Vladimir Putin has threatened an unspecific “military-technical response” to what he described as “the aggressive line of our Western colleagues,” regarding Ukraine, and pledged to “react harshly to unfriendly steps”.
Mr McColl added: “In the event of an invasion, Russia is going to be very focused on supporting the operational and tactical objectives of the invasion, the majority of Russia’s cyber capabilities will be tasked with that.”

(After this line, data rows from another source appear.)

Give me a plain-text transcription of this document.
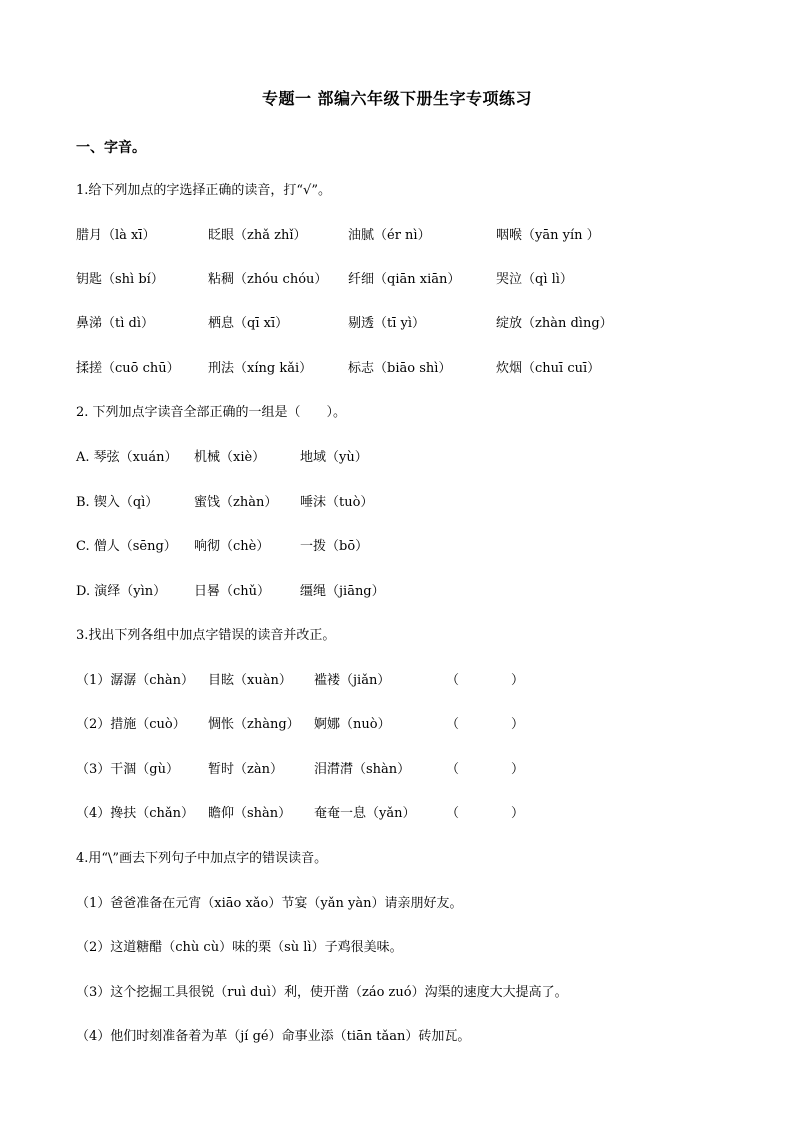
专题一 部编六年级下册生字专项练习
一、字音。
1.给下列加点的字选择正确的读音，打“√”。
腊月（là xī）	眨眼（zhǎ zhǐ）	油腻（ér nì）	咽喉（yān yín ）
钥匙（shì bí）	粘稠（zhóu chóu） 纤细（qiān xiān）	哭泣（qì lì）
鼻涕（tì dì）	栖息（qī xī）	剔透（tī yì）	绽放（zhàn dìng）
揉搓（cuō chū） 刑法（xíng kǎi）	标志（biāo shì）	炊烟（chuī cuī）
2. 下列加点字读音全部正确的一组是（　　）。
A. 琴弦（xuán） 机械（xiè）	地域（yù）
B. 锲入（qì）	蜜饯（zhàn） 唾沫（tuò）
C. 僧人（sēng） 响彻（chè） 一拨（bō）
D. 演绎（yìn） 日晷（chǔ） 缰绳（jiāng）
3.找出下列各组中加点字错误的读音并改正。
（1）潺潺（chàn） 目眩（xuàn） 褴褛（jiǎn）	（　　　　）
（2）措施（cuò） 惆怅（zhàng） 婀娜（nuò）	（　　　　）
（3）干涸（gù） 暂时（zàn） 泪潸潸（shàn）	（　　　　）
（4）搀扶（chǎn） 瞻仰（shàn） 奄奄一息（yǎn） （　　　　）
4.用“\”画去下列句子中加点字的错误读音。
（1）爸爸准备在元宵（xiāo xǎo）节宴（yǎn yàn）请亲朋好友。
（2）这道糖醋（chù cù）味的栗（sù lì）子鸡很美味。
（3）这个挖掘工具很锐（ruì duì）利，使开凿（záo zuó）沟渠的速度大大提高了。
（4）他们时刻准备着为革（jí gé）命事业添（tiān tǎan）砖加瓦。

But he noted warnings in the financial services industry and cautioned that the impact of sanctions – if they changed Russia’s dependence on that industry – could mean it was less of a risk to attack. Stuart McKenzie, from cyber security company Mandiant, added: “Russia has constituted a long-standing cyber threat to the UK through means of espionage, information operations and even disruptive cyber-attacks. “Modern warfare will see cyber used as an asymmetric tool to project power far beyond borders and the traditional battlefield. As the situation escalates, it’s likely that serious cyber incidents will not affect Ukraine alone,” he added. “Beyond the threat of disruptive or cyber intrusions, we should also be cognisant of the threat of propaganda or influence operations, a regular feature of Russian cyber activity. “These are increasingly used to distract, spread, or falsely leak information which is designed to change the narrative or influence opinion and could look to drive a wedge between UK, EU, NATO and the US and cause internal friction rather than a collective response.”